Anyone photograph the heavy rain? When you look at rain, you can see the drops as streaks flying to the ground, but with a camera, I pick up... Nothing! I can see why with a long exposure, but even with as short an exposure as the lighting circumstances will allow, not a drop...

I have a Panasonic Lumix DMC-FZ20 (has manual exposure ability)


how "short" are you referring to? like 1/2000 or 1/20?.....i'm pretty sure if your shutter is fast enough....you can catch the droplets with the correct focus.....try to find out the shutter speed that you were using....maybe we can get some hints from that

edit: most rain droplets have a size of about 1mm in diameter........without a macro.....it might be "hard" to see
 
I've never tried photographing raindrops as they fall... Do you know how fast your shutter was at its fastest?

Something to try, if you haven't already - get as much light as possible. Focusing will be hard too - try setting it to manual focus, and focus on something 2 or 3 feet away, then point it to the air and you'll be focused on drops the same distance away. Set it to shutter priority and set it as fast as you can without the entire image being underexposed. Lots of light is the key.
 
Well, I tried to capture rain off the boat we were on in our summer holidays, and did so on two occasions, both times it was absolutely pouring, the cloud cover was thick, hence there wasn't too much light about, and I took the first at f9 1/320 sec. and you see only little rain, though it was really pouring:

bootsfahrtimregen.jpg


All you can really see is the many drops on the water surface.

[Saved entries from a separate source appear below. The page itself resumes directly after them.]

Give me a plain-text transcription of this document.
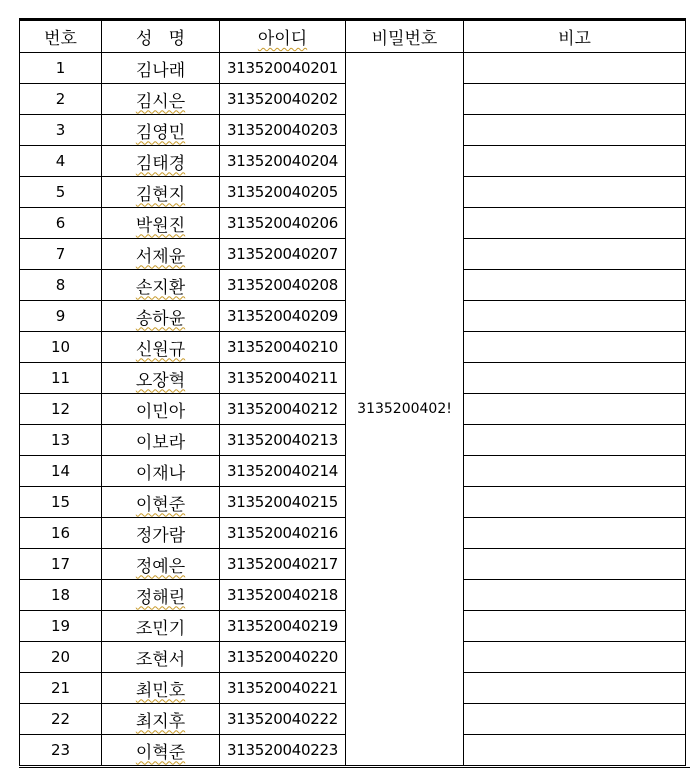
번호	성   명	아이디	비밀번호	비고
1	김나래	313520040201	3135200402!	
2	김시은	313520040202		
3	김영민	313520040203		
4	김태경	313520040204		
5	김현지	313520040205		
6	박원진	313520040206		
7	서제윤	313520040207		
8	손지환	313520040208		
9	송하윤	313520040209		
10	신원규	313520040210		
11	오장혁	313520040211		
12	이민아	313520040212		
13	이보라	313520040213		
14	이재나	313520040214		
15	이현준	313520040215		
16	정가람	313520040216		
17	정예은	313520040217		
18	정해린	313520040218		
19	조민기	313520040219		
20	조현서	313520040220		
21	최민호	313520040221		
22	최지후	313520040222		
23	이혁준	313520040223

The other example photo was also taken off the boat and feeling very ashamed I will also (for just this once!) show you the off-camera pic (all flaws possible combined there! :oops: ), taken at f8 and 1/80 sec:

industrialberlin4superorigklein.jpg


and my first edit (which I would normally only ever show):

industrialberlin4origklein.jpg


Try as I might, I could not bring the drops out any more.

I never put the flash against them ... I have seen flashed drops ... that looks funny!
 
try to find out the shutter speed that you were using

I believe it was 1/320 of a second... ISO 400, f/2.8
At first I was assuming that a slow speed would create the streaks as each droplet passed through the air, but logically, I realised that this wouldn't happen because any given point in space spends a lot more time without a droplet in it...
 
Well, as you can see in my example pics, you see more rain in the 1/80 photo than in the 1/320 photo...
 
That might be true, but you can't deny the dark, untextured surface of the building helps the droplets stand out!
 
Use a flash. You will have to play with the power but start with it on manual at as low as it will go. This is going to freeze the drops as the flash goes off at about 8000 to 10000 /s.

For a blurred effect you are going to need the drops backbit in such a manner that the light is diffracted through them and towards your lens. This is most likely why you are having so much trouble capturing them.